Often what happens along the way in this process is that the developers and testers- the very first people to ever use the product- come up with additions and elaborations to the product which are very useful. What ends up happening to these good ideas is that the product ships without any of them.

So, because they weren't in the original budget, and it would cost too much to pay for them to be officially added to the software...

spec writers add the new bits to the spec,
coders make sure they're coded to spec,
testers test them to make sure they do what the spec says,
tech writers write up the section for them in the manual and online help,
ad people add the new bit to the advertisements and box label,
et cetera

And all despite the fact that in a lot of cases the developers add them anyway for their own benefit, so they are already IN the product, just unofficially.

The very system 'designed' by the comapny to generate the product can end up being the enemy of a "very useful end result".

And it appears that as a software company grows larger, there is simply more and more of this nonsense, such that at some point the products the company generates have no discernible positive traits.

...and now back to Microsoft.

Fallout 3 and Grand Theft Auto 4 are colossal, complex games which, had they been entirely Microsoft's responsibility, would never have made it to store shelves.

Apparently, though, at some point in their path from idea to end result, these two already spectacularly popular products fell on such hard times that they needed to be paired up with Mircosoft's sucky content delivery system, a tiresome hunk of garbage that allows the game player to buy crap to expand the game. Without getting too deep into the mechanics of it all, it's a bit like putting a garage-door opener in your bathroom to put the toilet seat up for you.

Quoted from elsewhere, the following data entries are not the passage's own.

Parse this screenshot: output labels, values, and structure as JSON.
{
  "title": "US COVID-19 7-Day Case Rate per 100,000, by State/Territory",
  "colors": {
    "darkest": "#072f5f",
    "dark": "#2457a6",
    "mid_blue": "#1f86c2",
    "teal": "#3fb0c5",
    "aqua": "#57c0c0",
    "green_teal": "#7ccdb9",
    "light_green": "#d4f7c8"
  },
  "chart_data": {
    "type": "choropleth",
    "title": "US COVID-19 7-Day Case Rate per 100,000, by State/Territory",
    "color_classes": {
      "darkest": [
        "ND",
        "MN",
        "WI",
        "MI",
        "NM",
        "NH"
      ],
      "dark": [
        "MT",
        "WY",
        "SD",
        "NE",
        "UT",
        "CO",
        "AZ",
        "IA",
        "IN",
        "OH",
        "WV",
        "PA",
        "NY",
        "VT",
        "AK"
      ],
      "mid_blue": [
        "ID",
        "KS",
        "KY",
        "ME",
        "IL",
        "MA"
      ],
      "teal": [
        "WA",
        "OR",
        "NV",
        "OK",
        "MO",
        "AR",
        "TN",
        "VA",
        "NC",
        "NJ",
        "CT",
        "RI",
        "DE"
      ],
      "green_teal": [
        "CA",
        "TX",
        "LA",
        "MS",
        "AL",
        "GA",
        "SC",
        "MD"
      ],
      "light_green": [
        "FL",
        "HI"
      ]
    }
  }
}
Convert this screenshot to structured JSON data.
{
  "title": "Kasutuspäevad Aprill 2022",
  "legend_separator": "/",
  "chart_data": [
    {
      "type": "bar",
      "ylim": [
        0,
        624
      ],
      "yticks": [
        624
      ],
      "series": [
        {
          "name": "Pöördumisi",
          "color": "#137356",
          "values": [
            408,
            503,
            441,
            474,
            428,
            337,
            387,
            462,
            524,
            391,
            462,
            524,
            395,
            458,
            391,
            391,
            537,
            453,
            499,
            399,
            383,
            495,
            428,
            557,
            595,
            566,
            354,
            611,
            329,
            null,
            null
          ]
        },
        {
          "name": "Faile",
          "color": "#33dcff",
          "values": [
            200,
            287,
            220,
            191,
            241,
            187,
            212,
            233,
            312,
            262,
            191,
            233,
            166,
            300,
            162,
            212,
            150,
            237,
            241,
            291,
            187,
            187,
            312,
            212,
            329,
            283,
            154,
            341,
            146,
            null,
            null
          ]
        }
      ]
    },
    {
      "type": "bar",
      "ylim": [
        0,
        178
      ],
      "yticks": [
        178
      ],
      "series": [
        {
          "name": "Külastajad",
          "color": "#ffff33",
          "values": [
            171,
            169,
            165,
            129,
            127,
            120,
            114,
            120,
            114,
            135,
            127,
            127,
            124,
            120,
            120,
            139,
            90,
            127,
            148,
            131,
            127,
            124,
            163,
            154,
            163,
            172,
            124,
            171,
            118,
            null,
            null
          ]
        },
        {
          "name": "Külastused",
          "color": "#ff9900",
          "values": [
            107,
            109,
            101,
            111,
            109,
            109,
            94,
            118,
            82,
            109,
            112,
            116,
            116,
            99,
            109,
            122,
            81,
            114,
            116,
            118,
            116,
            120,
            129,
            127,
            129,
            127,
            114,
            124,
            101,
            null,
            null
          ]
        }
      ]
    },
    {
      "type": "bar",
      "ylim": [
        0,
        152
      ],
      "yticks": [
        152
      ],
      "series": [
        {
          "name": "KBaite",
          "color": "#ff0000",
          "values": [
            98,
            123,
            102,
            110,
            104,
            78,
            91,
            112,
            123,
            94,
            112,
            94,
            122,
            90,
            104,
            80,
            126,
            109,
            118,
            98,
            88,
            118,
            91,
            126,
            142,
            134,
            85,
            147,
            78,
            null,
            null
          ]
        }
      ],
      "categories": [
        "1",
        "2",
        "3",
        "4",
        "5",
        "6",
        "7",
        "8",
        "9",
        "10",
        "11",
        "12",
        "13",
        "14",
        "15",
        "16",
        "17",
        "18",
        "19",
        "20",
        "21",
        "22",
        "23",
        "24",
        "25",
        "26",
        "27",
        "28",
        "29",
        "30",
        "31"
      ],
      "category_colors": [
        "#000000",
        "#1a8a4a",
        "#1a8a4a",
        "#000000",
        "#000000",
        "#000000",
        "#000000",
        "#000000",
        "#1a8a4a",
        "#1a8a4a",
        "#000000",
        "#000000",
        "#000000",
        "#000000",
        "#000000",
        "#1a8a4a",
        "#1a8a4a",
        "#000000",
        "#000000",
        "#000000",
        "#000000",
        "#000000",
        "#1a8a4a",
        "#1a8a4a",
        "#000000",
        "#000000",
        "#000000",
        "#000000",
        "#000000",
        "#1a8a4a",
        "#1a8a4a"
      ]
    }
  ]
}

What makes me so angry about this? Well, I'd love to play the add-on for Fallout 3, but it's only available via Microsoft's customer annoyance system. And GTA 4? It's so fantastically buggy I think I am going to uninstall it. The last four times I have played it (out of about seven times, total) I have spent around 30 minutes starting the game, killing it in task manager, restarting the game, restarting the PC, just to try to get the game to start. And 30 minutes is no exaggeration at all.

There have been frustrating aspects of Microsoft products for years now, but in most cases it was manageable suffering we endured. When MS takes an already flourishing game franchise and so thoroughly mangles it like this, well, it's really very sad.

Wednesday, April 15, 2009

Latest Idea

So, my latest thing to consider has been a model of a person where the thinking part of the person is a rider on a horse, and the animal part of a person is the horse.

It is certainly true that the line between thought and instinct is a very difficult one to draw, but this idea doesn't need to be so very precise in order to be useful.

I like to think of the model as a motivational tool.

For example, I love donuts. The thinking part of me knows I shouldn't eat so many, and the animal part of me is stubbornly intent on eating as many donuts as possible. This becomes a great motivational tool when you pit your thinking brain against that dumb animal inside of you- who's better here? Thinking me or dumb me?

Well, the unfortunate truth is the rider is at the mercy of the dumb animal most of the time in most situations, but that's no fun to think about.

Another interesting aspect of this is to consider those around you... are they riding their horses, or being dragged along by them, or are they just horses riding horses?

Wednesday, April 08, 2009

Ghosting Issues

So, I have been tinkering with my system recently, and I didn't come up with much in the way of related info on this out there in the intarwebs, so, here's the deal.

I have an ASUS M2N-SLI mobo and all-SATA drives. I was adding a hot-swap drive bay in the front so I could easily swap out the main drive. I added it, ghosted the OS drive (entire drive), and then shut down, swapped in a new blank drive, and ghosted the image onto it.

All was peachy at this point.

Then I rebooted.


The system was locking up almost immediately at the post screen. No drive detection, no nothing. Well, after pulling almost everything internally, and then putting it all back, I realized one thing I hadn't tried: The usb hub.


The usb hub will now lock up the boot sequence if it is plugged in- or if you plug it in while it is booting- all the way up until the point the login box for winxp shows up.

I may have reset relevant BIOS settings in the what-did-I-break adventure, but I did disable the 'boot from usb'- so that's not it. Anyway, it's locking at the initial post screen, so, I doubt it's related.

I suppose I could poke through the devices on the hub, too... nah.

Today I will get a new hub and see if this continues. Hope not.